Commemoration of All Souls - Homily for the 31st Sunday in Ordinary Time

The Universal Experience of Death

It was a Sunday night. Game Five of the World Series was underway and the Giants were closing in on victory. During the fifth inning, there began a whisper in one of the dugouts, a whisper that made its way to the press box. We would hear that the whisper was about one of our own St. Louis Cardinals. Oscar Tavaras, a promising star for our team, had passed away. He was 21 years old. He and his girlfriend had died in a car crash in his native Dominican Republic. People were stunned. So was I.

Back here in St. Louis, two days later, on Tuesday evening, dusk and then the nightly darkness began to fill Busch Stadium. And just as the sun had set, a light grew in a corner of the stadium. The light revealed the green of the grass and the homerun wall and the chalk of the foul ball line. Everything was dark but this corner: right field: the field where Oscar had played—and where we all thought he would play again next year. We were mourning. We remember.




Every one of us has experienced the sadness and the loss and even the fear that comes from death. I still remember the day that my dad had died. I had been teaching at St. Patrick’s in Wentzville and I remember being called to the principal’s office. I had a phone call. It was my brother. I remember his voice and the exact words he said. I remember the shock and the fog while driving home. Sure, dad had his physical ailments in life, but his dying was unexpected. I remember coming back to the rectory later that night and crying. I knew dad died without the sacraments and without reconciling with many people. I remember praying to God that night in a way that I had never prayed before.
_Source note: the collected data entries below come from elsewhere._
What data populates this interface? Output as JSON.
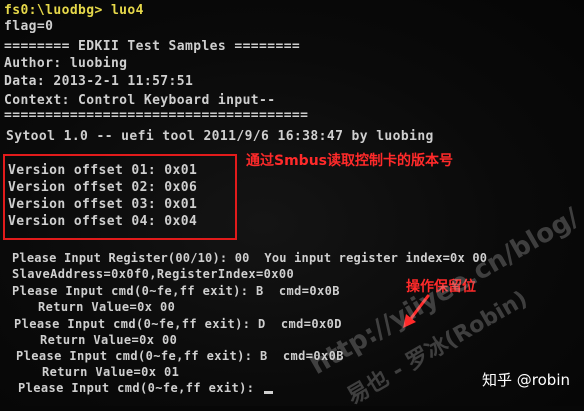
{
  "terminal": {
    "lines": [
      "fs0:\\luodbg> luo4",
      "flag=0",
      "======== EDKII Test Samples ========",
      "Author: luobing",
      "Data: 2013-2-1 11:57:51",
      "Context: Control Keyboard input--",
      "=====================================",
      "Sytool 1.0 -- uefi tool 2011/9/6 16:38:47 by luobing",
      "Version offset 01: 0x01",
      "Version offset 02: 0x06",
      "Version offset 03: 0x01",
      "Version offset 04: 0x04",
      "Please Input Register(00/10): 00  You input register index=0x 00",
      "SlaveAddress=0x0f0,RegisterIndex=0x00",
      "Please Input cmd(0~fe,ff exit): B  cmd=0x0B",
      "Return Value=0x 00",
      "Please Input cmd(0~fe,ff exit): D  cmd=0x0D",
      "Return Value=0x 00",
      "Please Input cmd(0~fe,ff exit): B  cmd=0x0B",
      "Return Value=0x 01",
      "Please Input cmd(0~fe,ff exit): "
    ]
  },
  "annotations": {
    "version_note": "通过Smbus读取控制卡的版本号",
    "operation_note": "操作保留位"
  },
  "watermark": {
    "url": "http://yiiyee.cn/blog/",
    "author": "易也 - 罗冰(Robin)"
  },
  "footer": {
    "credit": "知乎 @robin"
  },
  "colors": {
    "prompt": "#e6d84a",
    "text": "#cfcfcf",
    "annotation": "#ff2a2a"
  }
}
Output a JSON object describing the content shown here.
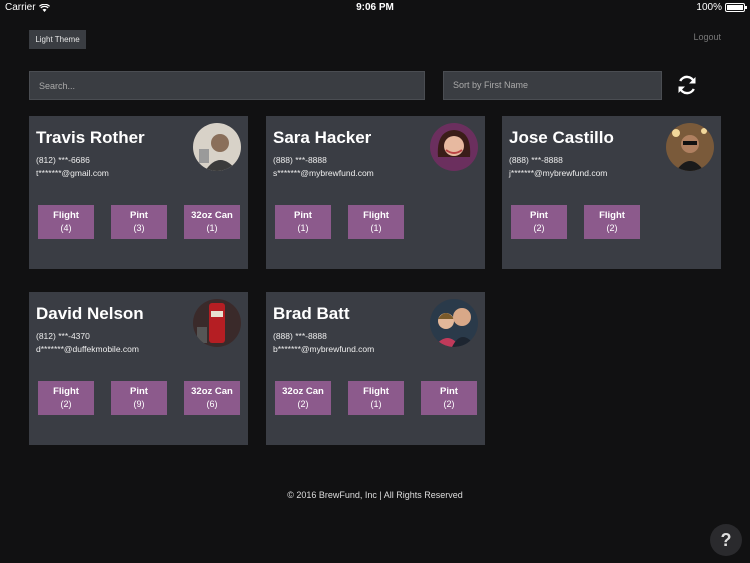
{
  "status": {
    "carrier": "Carrier",
    "time": "9:06 PM",
    "battery": "100%"
  },
  "header": {
    "theme_button": "Light Theme",
    "logout": "Logout"
  },
  "search": {
    "placeholder": "Search...",
    "sort_label": "Sort by First Name"
  },
  "cards": [
    {
      "name": "Travis Rother",
      "phone": "(812) ***-6686",
      "email": "t*******@gmail.com",
      "avatar_color": "#5a5a55",
      "drinks": [
        {
          "label": "Flight",
          "count": "(4)"
        },
        {
          "label": "Pint",
          "count": "(3)"
        },
        {
          "label": "32oz Can",
          "count": "(1)"
        }
      ]
    },
    {
      "name": "Sara Hacker",
      "phone": "(888) ***-8888",
      "email": "s*******@mybrewfund.com",
      "avatar_color": "#7a3a6a",
      "drinks": [
        {
          "label": "Pint",
          "count": "(1)"
        },
        {
          "label": "Flight",
          "count": "(1)"
        }
      ]
    },
    {
      "name": "Jose Castillo",
      "phone": "(888) ***-8888",
      "email": "j*******@mybrewfund.com",
      "avatar_color": "#6a5040",
      "drinks": [
        {
          "label": "Pint",
          "count": "(2)"
        },
        {
          "label": "Flight",
          "count": "(2)"
        }
      ]
    },
    {
      "name": "David Nelson",
      "phone": "(812) ***-4370",
      "email": "d*******@duffekmobile.com",
      "avatar_color": "#7a2a2a",
      "drinks": [
        {
          "label": "Flight",
          "count": "(2)"
        },
        {
          "label": "Pint",
          "count": "(9)"
        },
        {
          "label": "32oz Can",
          "count": "(6)"
        }
      ]
    },
    {
      "name": "Brad Batt",
      "phone": "(888) ***-8888",
      "email": "b*******@mybrewfund.com",
      "avatar_color": "#3a4a5a",
      "drinks": [
        {
          "label": "32oz Can",
          "count": "(2)"
        },
        {
          "label": "Flight",
          "count": "(1)"
        },
        {
          "label": "Pint",
          "count": "(2)"
        }
      ]
    }
  ],
  "footer": {
    "copyright": "© 2016 BrewFund, Inc | All Rights Reserved"
  },
  "colors": {
    "background": "#111112",
    "card": "#3a3d44",
    "drink_button": "#8c5a8c"
  }
}
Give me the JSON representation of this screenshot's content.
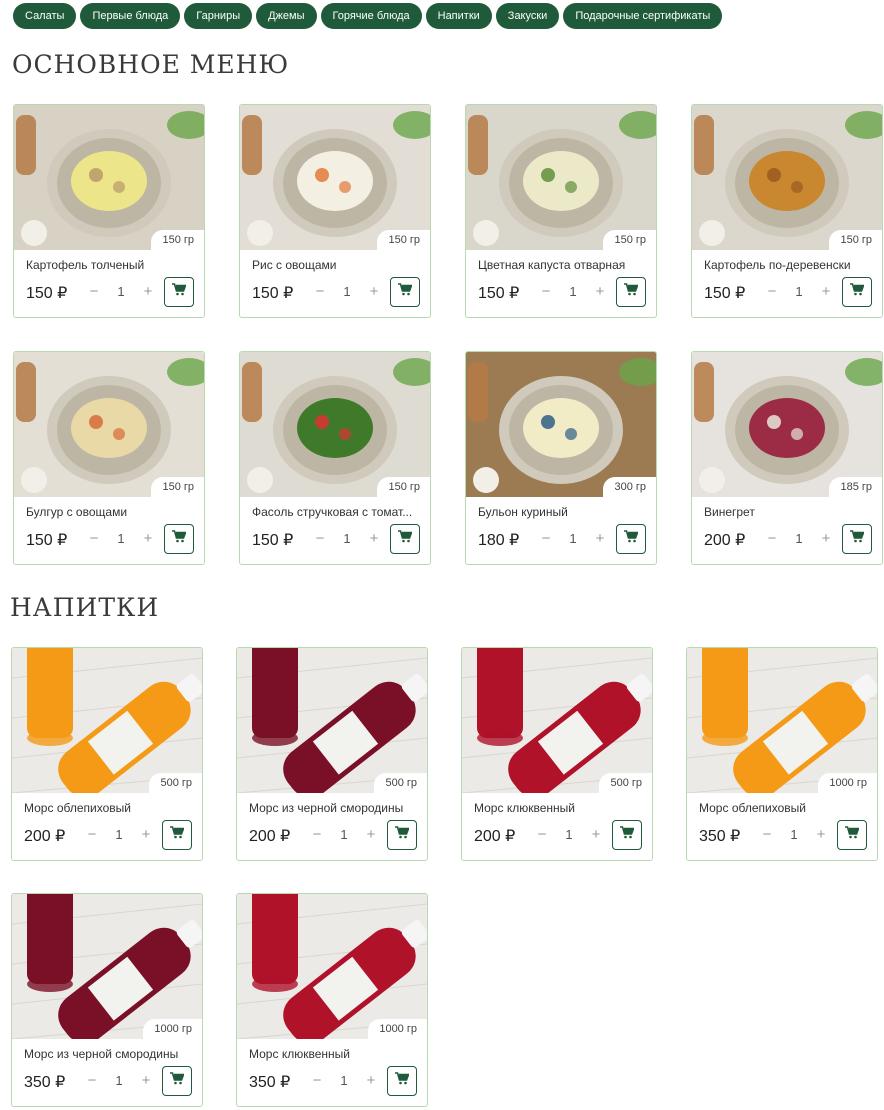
{
  "categories": [
    "Салаты",
    "Первые блюда",
    "Гарниры",
    "Джемы",
    "Горячие блюда",
    "Напитки",
    "Закуски",
    "Подарочные сертификаты"
  ],
  "sections": [
    {
      "title": "ОСНОВНОЕ МЕНЮ",
      "items": [
        {
          "name": "Картофель толченый",
          "weight": "150 гр",
          "price": "150 ₽",
          "qty": "1",
          "photo": "mashed-potatoes"
        },
        {
          "name": "Рис с овощами",
          "weight": "150 гр",
          "price": "150 ₽",
          "qty": "1",
          "photo": "rice-vegetables"
        },
        {
          "name": "Цветная капуста отварная",
          "weight": "150 гр",
          "price": "150 ₽",
          "qty": "1",
          "photo": "cauliflower"
        },
        {
          "name": "Картофель по-деревенски",
          "weight": "150 гр",
          "price": "150 ₽",
          "qty": "1",
          "photo": "potato-wedges"
        },
        {
          "name": "Булгур с овощами",
          "weight": "150 гр",
          "price": "150 ₽",
          "qty": "1",
          "photo": "bulgur"
        },
        {
          "name": "Фасоль стручковая с томат...",
          "weight": "150 гр",
          "price": "150 ₽",
          "qty": "1",
          "photo": "green-beans"
        },
        {
          "name": "Бульон куриный",
          "weight": "300 гр",
          "price": "180 ₽",
          "qty": "1",
          "photo": "chicken-broth"
        },
        {
          "name": "Винегрет",
          "weight": "185 гр",
          "price": "200 ₽",
          "qty": "1",
          "photo": "vinaigrette"
        }
      ]
    },
    {
      "title": "НАПИТКИ",
      "items": [
        {
          "name": "Морс облепиховый",
          "weight": "500 гр",
          "price": "200 ₽",
          "qty": "1",
          "photo": "sea-buckthorn-drink"
        },
        {
          "name": "Морс из черной смородины",
          "weight": "500 гр",
          "price": "200 ₽",
          "qty": "1",
          "photo": "blackcurrant-drink"
        },
        {
          "name": "Морс клюквенный",
          "weight": "500 гр",
          "price": "200 ₽",
          "qty": "1",
          "photo": "cranberry-drink"
        },
        {
          "name": "Морс облепиховый",
          "weight": "1000 гр",
          "price": "350 ₽",
          "qty": "1",
          "photo": "sea-buckthorn-drink"
        },
        {
          "name": "Морс из черной смородины",
          "weight": "1000 гр",
          "price": "350 ₽",
          "qty": "1",
          "photo": "blackcurrant-drink"
        },
        {
          "name": "Морс клюквенный",
          "weight": "1000 гр",
          "price": "350 ₽",
          "qty": "1",
          "photo": "cranberry-drink"
        }
      ]
    }
  ],
  "qty_controls": {
    "minus": "−",
    "plus": "+"
  },
  "colors": {
    "accent": "#1f5a3a",
    "card_border": "#b8d9b0"
  }
}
I begged God for mercy. I pleaded for my dad’s soul.


More Than a Simple Remembering

This evening is the commemoration Mass for All Souls—for all those who have died: our family members, our friends, our neighbors, all. This Mass is more than just lights in right field; for while paying tribute and calling our dead to mind is a very good thing, it is all the more important we engage our loving will and to pray for them. The bonds of charity that had united us on earth continue to bind us to them—for love is stronger than death. Thus, it is not enough to simply not-forget them, we continue to actually serve them.

This might sound odd. But this is what Catholics do. It is what our ancestors in the Jewish faith did (which is mentioned in the book of Maccabees) and it is what our Catholic Church has done in every age since the beginning.
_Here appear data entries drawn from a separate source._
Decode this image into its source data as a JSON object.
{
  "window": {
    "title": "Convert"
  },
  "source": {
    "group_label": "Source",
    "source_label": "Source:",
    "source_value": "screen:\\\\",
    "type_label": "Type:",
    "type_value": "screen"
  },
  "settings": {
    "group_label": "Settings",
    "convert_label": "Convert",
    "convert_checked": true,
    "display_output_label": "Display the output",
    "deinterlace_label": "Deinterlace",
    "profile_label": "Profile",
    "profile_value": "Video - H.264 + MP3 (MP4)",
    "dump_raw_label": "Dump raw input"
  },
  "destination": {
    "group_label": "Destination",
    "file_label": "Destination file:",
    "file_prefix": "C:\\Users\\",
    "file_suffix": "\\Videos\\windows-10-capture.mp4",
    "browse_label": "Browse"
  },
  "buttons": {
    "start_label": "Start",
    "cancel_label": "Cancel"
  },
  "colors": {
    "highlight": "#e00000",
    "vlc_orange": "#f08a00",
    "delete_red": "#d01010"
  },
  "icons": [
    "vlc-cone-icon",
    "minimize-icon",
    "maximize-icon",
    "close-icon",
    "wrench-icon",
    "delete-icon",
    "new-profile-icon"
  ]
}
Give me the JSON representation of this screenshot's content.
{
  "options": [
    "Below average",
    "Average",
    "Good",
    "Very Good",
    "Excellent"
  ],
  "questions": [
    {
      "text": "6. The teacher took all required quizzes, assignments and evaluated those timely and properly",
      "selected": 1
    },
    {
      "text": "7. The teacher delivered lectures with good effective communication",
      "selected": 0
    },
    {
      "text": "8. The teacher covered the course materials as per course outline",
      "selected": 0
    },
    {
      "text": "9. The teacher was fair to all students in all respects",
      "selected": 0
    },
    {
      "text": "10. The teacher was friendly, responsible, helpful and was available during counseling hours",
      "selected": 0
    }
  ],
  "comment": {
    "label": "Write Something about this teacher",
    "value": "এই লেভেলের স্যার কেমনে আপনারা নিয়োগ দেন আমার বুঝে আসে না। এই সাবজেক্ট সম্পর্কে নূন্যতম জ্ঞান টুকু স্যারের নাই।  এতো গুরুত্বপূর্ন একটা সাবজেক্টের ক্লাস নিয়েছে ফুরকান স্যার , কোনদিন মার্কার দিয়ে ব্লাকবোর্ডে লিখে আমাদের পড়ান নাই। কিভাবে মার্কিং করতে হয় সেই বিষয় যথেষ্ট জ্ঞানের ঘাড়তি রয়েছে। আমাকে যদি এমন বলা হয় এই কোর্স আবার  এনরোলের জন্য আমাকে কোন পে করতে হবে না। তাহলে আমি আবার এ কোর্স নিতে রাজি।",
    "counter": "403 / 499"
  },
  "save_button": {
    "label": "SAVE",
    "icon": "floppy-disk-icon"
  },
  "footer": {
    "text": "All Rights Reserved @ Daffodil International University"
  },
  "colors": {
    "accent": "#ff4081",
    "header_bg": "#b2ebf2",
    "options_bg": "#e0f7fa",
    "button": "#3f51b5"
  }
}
I will admit: most of our culture presumes that pretty much everyone is in heaven—or, at least, anyone that we care about. But if everyone is in heaven, it doesn’t make sense to pray for the dead; because by praying we mean to help them, and those in heaven have no need of our help, because they have been perfected in holiness and now enjoy eternal happiness. We celebrated those heavenly saints yesterday (All Saints Day) and we asked them to help us.

So, we are not praying for those souls. Likewise, we aren’t praying for those souls in hell, either; for, once a soul is in hell, there is nothing we can do for them.
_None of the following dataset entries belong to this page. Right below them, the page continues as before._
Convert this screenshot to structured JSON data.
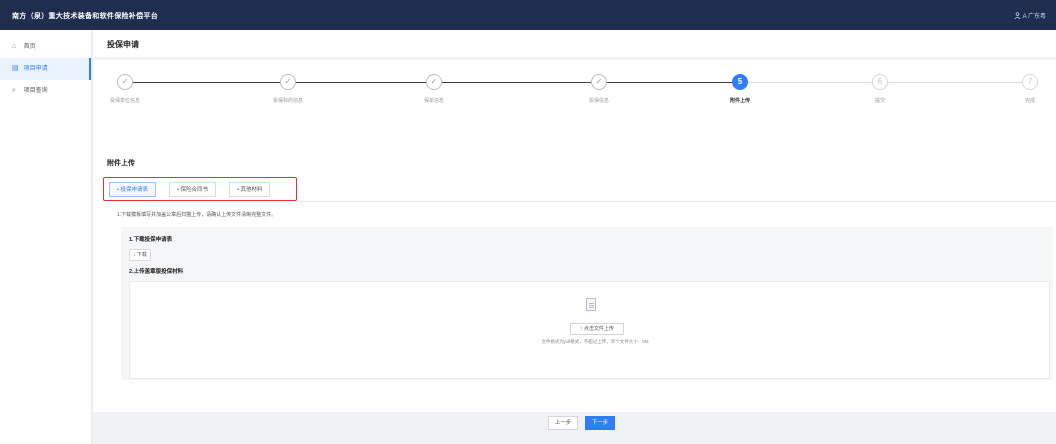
{
  "app": {
    "title": "南方（泉）重大技术装备和软件保险补偿平台"
  },
  "user": {
    "name": "A 广东粤",
    "icon": "user-icon"
  },
  "sidebar": {
    "items": [
      {
        "label": "首页",
        "icon": "home-icon"
      },
      {
        "label": "项目申请",
        "icon": "file-icon"
      },
      {
        "label": "项目查询",
        "icon": "search-icon"
      }
    ]
  },
  "page": {
    "title": "投保申请"
  },
  "steps": [
    {
      "label": "投保单位信息",
      "status": "done"
    },
    {
      "label": "投保标的信息",
      "status": "done"
    },
    {
      "label": "保单信息",
      "status": "done"
    },
    {
      "label": "投保信息",
      "status": "done"
    },
    {
      "label": "附件上传",
      "status": "active",
      "number": "5"
    },
    {
      "label": "提交",
      "status": "pending",
      "number": "6"
    },
    {
      "label": "完成",
      "status": "pending",
      "number": "7"
    }
  ],
  "upload": {
    "section_title": "附件上传",
    "tabs": [
      {
        "label": "• 投保申请表"
      },
      {
        "label": "• 保险合同书"
      },
      {
        "label": "• 其他材料"
      }
    ],
    "tip": "1.下载模板填写并加盖公章后扫描上传，请确认上传文件清晰完整文件。",
    "step1_title": "1.下载投保申请表",
    "download_label": "↓ 下载",
    "step2_title": "2.上传盖章版投保材料",
    "upload_button": "↑ 点击文件上传",
    "upload_hint": "文件格式为pdf格式，不超过上传，单个文件大小：5M"
  },
  "footer": {
    "prev_label": "上一步",
    "next_label": "下一步"
  },
  "colors": {
    "topbar": "#1f2d4f",
    "accent": "#2f7ef5",
    "highlight_box": "#e3342f"
  }
}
So, if we are not praying for those souls who are in heaven or in hell, then who are we praying for?


A Fruitful Grieving

There is a third group of people: those who, at the time of their death, were in friendship with God, but who had not been totally perfected in the holiness God wanted for them or who, at their death, were still attached to something of this earth. (For even a thin string can keep a bird from flying). They died in friendship with God, so they will not go to hell. But they died without having become perfect, so they cannot yet enter heaven, because not one impurity can enter into the presence of God. Heaven is the absence of any imperfection, the absence of any sin or evil.

God, in his justice, could have simply cast this people into hell. But in his mercy, he has established a third place, a temporary place, where these impurities and imperfections are burned away by the fires of love. This place is called Purgatory.

This isn’t as foreign as we may think.

When God sends us the suffering of a cross here on earth, that is our opportunity to be purged and to be perfected in love for God and neighbor. Here on earth, we have the benefit of grace and the Sacraments and the intercession of saints to assist us in our sufferings—sufferings that we can offer for the salvation of our soul.  In a sense, sufferings in this life are the “half-off coupons.”

Purgatory is having to pay full price. There, the souls do not have the benefit of the Sacraments, nor do they possess the ability to offer their sufferings for their salvation. When they died, their choice of love had been cemented—that’s what death does—they cannot increase in love on their own.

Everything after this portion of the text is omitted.